Tracy Collier, a scientist with National Oceanic and Atmospheric Administration and a 30-year island resident, also acknowledged that some marine life can thrive near creosote. But for fish, especially herring, he said the substance is devastating because it inhibits development.

“You need to grow fast so you can eat or else you get eaten,” Collier said. “I am convinced that the more we can reduce (creosote levels), the better off Puget Sound will be.”

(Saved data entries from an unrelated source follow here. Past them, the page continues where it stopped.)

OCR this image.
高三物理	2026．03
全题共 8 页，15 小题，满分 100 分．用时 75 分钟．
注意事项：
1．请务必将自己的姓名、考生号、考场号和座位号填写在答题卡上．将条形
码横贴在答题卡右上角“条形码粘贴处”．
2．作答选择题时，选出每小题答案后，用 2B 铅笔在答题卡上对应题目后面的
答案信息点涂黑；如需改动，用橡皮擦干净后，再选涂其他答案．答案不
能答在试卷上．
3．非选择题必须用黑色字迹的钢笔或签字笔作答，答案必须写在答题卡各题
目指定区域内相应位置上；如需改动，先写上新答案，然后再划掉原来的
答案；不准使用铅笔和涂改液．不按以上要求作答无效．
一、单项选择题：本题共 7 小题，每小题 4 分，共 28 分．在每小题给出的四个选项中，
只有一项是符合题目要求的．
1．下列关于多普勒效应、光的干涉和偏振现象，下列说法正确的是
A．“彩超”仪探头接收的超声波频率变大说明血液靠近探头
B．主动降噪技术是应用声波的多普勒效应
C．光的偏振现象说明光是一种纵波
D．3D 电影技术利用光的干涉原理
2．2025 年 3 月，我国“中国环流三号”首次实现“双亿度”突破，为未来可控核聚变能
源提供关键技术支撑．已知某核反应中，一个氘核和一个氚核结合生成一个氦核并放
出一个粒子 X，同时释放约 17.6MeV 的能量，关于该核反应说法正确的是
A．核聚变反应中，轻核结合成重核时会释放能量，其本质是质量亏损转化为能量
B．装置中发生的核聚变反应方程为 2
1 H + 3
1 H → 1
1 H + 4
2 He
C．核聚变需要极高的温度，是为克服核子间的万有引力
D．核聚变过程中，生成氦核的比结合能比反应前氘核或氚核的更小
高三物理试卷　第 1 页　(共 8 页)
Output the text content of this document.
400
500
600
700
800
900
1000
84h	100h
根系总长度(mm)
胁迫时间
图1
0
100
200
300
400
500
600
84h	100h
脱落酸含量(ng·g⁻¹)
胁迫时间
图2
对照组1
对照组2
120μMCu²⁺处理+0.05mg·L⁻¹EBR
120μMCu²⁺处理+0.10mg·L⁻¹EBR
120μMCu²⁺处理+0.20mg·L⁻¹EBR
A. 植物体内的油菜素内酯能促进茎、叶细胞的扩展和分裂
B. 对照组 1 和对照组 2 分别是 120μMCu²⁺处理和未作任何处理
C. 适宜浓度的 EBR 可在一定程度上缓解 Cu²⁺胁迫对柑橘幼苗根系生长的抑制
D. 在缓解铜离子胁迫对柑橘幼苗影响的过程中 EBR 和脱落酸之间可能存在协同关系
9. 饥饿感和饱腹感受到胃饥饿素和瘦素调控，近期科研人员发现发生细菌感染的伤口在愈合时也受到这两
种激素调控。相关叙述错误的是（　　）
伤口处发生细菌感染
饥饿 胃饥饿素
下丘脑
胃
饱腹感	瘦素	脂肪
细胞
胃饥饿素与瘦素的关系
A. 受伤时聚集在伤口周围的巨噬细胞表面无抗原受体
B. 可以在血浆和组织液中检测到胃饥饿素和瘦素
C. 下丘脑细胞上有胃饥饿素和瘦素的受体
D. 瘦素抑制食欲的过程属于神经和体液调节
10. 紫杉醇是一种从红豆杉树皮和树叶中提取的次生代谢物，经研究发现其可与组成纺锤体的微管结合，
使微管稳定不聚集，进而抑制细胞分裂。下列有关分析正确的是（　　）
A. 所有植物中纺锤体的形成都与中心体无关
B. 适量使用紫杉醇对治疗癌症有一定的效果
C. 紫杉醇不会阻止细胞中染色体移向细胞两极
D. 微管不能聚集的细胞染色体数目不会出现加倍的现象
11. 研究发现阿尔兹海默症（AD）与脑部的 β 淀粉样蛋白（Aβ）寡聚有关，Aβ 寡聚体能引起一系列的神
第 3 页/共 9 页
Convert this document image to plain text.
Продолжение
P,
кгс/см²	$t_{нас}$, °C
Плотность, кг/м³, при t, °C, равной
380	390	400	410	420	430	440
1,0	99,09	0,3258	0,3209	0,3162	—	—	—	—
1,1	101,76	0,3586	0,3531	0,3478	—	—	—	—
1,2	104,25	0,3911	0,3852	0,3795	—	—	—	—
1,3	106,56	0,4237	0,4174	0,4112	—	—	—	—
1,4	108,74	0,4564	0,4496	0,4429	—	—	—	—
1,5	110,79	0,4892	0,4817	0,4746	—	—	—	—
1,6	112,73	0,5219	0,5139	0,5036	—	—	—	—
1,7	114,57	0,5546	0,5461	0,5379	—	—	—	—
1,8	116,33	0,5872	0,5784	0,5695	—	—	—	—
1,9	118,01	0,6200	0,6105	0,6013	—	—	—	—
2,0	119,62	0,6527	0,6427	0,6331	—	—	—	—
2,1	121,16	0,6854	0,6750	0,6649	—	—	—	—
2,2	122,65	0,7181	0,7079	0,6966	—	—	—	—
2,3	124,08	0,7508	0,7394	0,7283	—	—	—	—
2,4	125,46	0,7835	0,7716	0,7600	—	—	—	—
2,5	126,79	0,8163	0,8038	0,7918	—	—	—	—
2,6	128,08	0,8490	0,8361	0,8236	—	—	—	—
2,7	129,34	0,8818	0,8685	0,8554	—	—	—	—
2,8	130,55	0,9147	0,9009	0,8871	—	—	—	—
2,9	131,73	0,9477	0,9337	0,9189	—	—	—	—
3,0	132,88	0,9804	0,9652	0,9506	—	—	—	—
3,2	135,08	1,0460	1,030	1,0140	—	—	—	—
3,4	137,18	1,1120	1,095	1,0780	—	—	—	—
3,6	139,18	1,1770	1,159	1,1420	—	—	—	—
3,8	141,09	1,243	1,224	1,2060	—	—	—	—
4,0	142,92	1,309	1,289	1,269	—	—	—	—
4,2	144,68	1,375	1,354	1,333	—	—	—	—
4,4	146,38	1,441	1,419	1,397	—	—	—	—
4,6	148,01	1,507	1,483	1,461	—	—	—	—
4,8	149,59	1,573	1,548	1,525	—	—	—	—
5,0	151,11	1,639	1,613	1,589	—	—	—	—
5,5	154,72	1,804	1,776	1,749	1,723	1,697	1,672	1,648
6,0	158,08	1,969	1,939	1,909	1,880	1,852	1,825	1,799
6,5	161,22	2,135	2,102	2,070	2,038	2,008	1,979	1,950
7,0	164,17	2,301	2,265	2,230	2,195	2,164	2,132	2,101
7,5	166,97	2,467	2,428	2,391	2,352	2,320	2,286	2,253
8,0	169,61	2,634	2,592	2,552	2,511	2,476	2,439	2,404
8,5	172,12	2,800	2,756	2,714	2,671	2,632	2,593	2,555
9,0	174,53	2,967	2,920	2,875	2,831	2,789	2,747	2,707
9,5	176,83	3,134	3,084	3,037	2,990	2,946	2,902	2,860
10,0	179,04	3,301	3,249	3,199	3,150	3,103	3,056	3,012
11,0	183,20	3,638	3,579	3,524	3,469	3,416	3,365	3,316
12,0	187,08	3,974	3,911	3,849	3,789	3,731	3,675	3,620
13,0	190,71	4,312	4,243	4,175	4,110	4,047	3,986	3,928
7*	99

History, he added, should be a factor; but the health of marine life should trump that. The city is nearing the end of its historical review of the project, done concurrently with preservationists, according to city shorelines planner Peter Namtvedt Best.

“I do appreciate the historic significance of these structures,” Collier said. “I also appreciate the toxic loads in pilings that in my view should be removed.”

Over the past two years, the state Department of Natural Resources has removed more than 1,300 pilings and 900 tons of derelict beach debris from Puget Sound shorelines.

Planners and volunteers have already begun inventory work on the island.

When cleanup begins, removed pilings and beach logs will be placed on a barge and taken to a landfill in Eastern Washington.

This week’s meeting was the second hosted by the city to address concerns among community members about the project.

Last week a new issue emerged when some city councilors expressed concerns about piling removal as part of the restoration work at the Strawberry Plant site in Eagle Harbor.

They were worried that accepting grant money for the project might limit the city’s ability to plan for future water recreation there. The council tweaked the motion before them, but ultimately accepted the money, allowing the project to move ahead.

Calling creosote “nasty stuff,” Dinnel said the substance is one of many threats to local waters.

“There are just so many sources,” he said. “Basically, Puget Sound is suffering a death by 1,000 cuts.”